How do you have healthy, age-appropriate conversations with kids about pornography? Dr. Timaree Schmit offers a helpful guide for parents.
Let’s make one thing clear: I’m not a parent and have absolutely no idea how you people pull that off.
I mean, I understand how the kid came to be. In fact, that IS my area of expertise. But I don’t know how you folks manage to turn tiny, squishy miniature humans who don’t even know not to poke themselves in the eye into fully functioning adult people… much less how this feat is accomplished with a normal person’s budget of money and time.
That said, I’m here to help you talk to your progeny about porn. I get a fair number of messages from parents who have uncovered their kids’ porn viewing or are just preparing for the inevitable day when it happens. They want to know how to talk about it in a productive way, knowing that it’s literally impossible to prevent your children from seeing sex.
- Ask Questions
Start this conversation with some investigative work. Find out what they already know and believe, what they have already heard/seen/expect. Find out how they felt when they saw it. Ask them what they think porn is (literally and also figuratively, so they understand it’s fantasy in the way that movies can sometimes be unrealistic) and why they think people would watch it. This gives you a baseline so you know how to proceed and establishes that this is a conversation, not a lecture.
- Be a Safe Space
The overall tone should be conversational but intimate, so you can talk seriously, but they know they’re safe to be honest. This helps you establish that it’s OK to ask you questions and you won’t judge them or punish them for being curious. If asking you questions leads to punishments, they’re going to ask someone else. And you never know what that person is going to say.
- Don’t Freak Out
Let’s say you just walked in on your little princess or prince in the midst of an X Hamster viewing session. The right answer is NOT to scream or say, “what’s wrong with you?” or otherwise add to the trauma. Even if inside you’re internally spazzing, keep it cool for their sake. Having parents who went unreasonably ballistic about sexuality is one of the best ways to ensure someone has a horrible time being a sexually healthy adult.

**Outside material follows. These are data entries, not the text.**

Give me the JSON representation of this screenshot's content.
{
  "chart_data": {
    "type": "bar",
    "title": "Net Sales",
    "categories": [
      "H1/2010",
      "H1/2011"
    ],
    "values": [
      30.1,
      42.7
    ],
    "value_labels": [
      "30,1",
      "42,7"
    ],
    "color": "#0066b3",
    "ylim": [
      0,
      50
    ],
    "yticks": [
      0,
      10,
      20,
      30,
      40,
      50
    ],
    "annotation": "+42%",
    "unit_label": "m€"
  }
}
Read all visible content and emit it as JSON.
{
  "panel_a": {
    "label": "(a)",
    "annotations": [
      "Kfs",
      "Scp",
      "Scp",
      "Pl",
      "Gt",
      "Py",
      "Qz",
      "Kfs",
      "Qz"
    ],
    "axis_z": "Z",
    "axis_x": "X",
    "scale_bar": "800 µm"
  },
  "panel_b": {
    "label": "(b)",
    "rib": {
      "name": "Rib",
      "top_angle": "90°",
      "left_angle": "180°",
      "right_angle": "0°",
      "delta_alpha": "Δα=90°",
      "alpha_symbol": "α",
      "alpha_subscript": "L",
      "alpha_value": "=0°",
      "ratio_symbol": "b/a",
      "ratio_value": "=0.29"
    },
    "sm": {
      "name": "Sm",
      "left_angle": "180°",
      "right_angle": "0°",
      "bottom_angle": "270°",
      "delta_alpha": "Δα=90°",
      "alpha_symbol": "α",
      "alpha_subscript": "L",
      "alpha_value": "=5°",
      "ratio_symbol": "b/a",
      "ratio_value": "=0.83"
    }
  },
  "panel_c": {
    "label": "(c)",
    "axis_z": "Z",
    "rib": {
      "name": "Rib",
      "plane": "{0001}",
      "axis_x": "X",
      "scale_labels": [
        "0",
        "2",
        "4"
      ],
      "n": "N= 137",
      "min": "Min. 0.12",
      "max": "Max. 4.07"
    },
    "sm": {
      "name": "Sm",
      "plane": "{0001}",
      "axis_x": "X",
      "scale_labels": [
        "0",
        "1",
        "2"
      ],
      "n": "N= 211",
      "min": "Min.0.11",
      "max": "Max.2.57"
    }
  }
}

- Tailor the Conversation to the Child
What is helpful to one kid is TMI to another. Consider what your kid already knows, how they are likely to access pornography, what kind of ideas they have about it, how they interact with their peers and what is going to be genuinely helpful. And naturally, conversations about sex should be developmentally appropriate. All kids should learn basic anatomy and physiology, be aware of the importance of consent and they should know what your values are about sex. But beyond that, there’s a lot of room for modification.
If your son or daughter already has issues with taking the answer “No” seriously, then we can put more emphasis on enthusiastic consent and explaining what is unrealistic about porn in that way. If your kids are prone to talking about their bodies being not good enough, know that you need to give context about the bodies of porn stars. Based on their reaction to porn, either specifically or in theory, you can figure out if the dialogue needs to be more about WHY people have sex, HOW, WITH WHOM, etc.
- Make No Assumptions
Let’s say your son’s internet history reveals that he watched some gay porn. Does that mean he’s gay? Not necessarily. If your daughter asks about facials, does that mean that her boyfriend has been asking to do that? Not necessarily. There are lot of things to be curious about and lots of things that are hilarious. Again, ask questions to make sure you understand exactly what is being talked about. Are you sure you both think a word means the same thing?
- Keep the Dialogue Open
This is not a one-and-done type deal. Y’all are gonna talk about sex and porn throughout the lifetime. If you want them to know and embody your values, you need to communicate those clearly, repeatedly and consistently. And the things that are relevant at age 8 will be discarded for entirely new questions at age 10. Stay a safe space and use teachable moments. Miley Cyrus was good for a fair number of conversation starters for 2013. Be on the lookout for the next one.
- Get Some Tech Skills
Know how your kids access porn and how to take steps to curtail it, if need be. Know how to use parental controls, know your kids’ passwords and explicitly spell out what the rules are about porn, what is OK and what is unacceptable in both your home and friends’ homes. Be able to search internet history on all devices and know that it’s way uncool to parent via tweet or facebook comment. Save these discussions for face-to-face or phone, at minimum.
- What if You Don’t Know the Answer?
This is almost certain to happen. Sometimes you’ll be able to talk about larger issues and values without knowing specifics, but you can also be honest, say you don’t know and come back to the conversation after you’ve done some research into reliable sources.
Good luck, friends. And always feel free to hit me up with specific questions.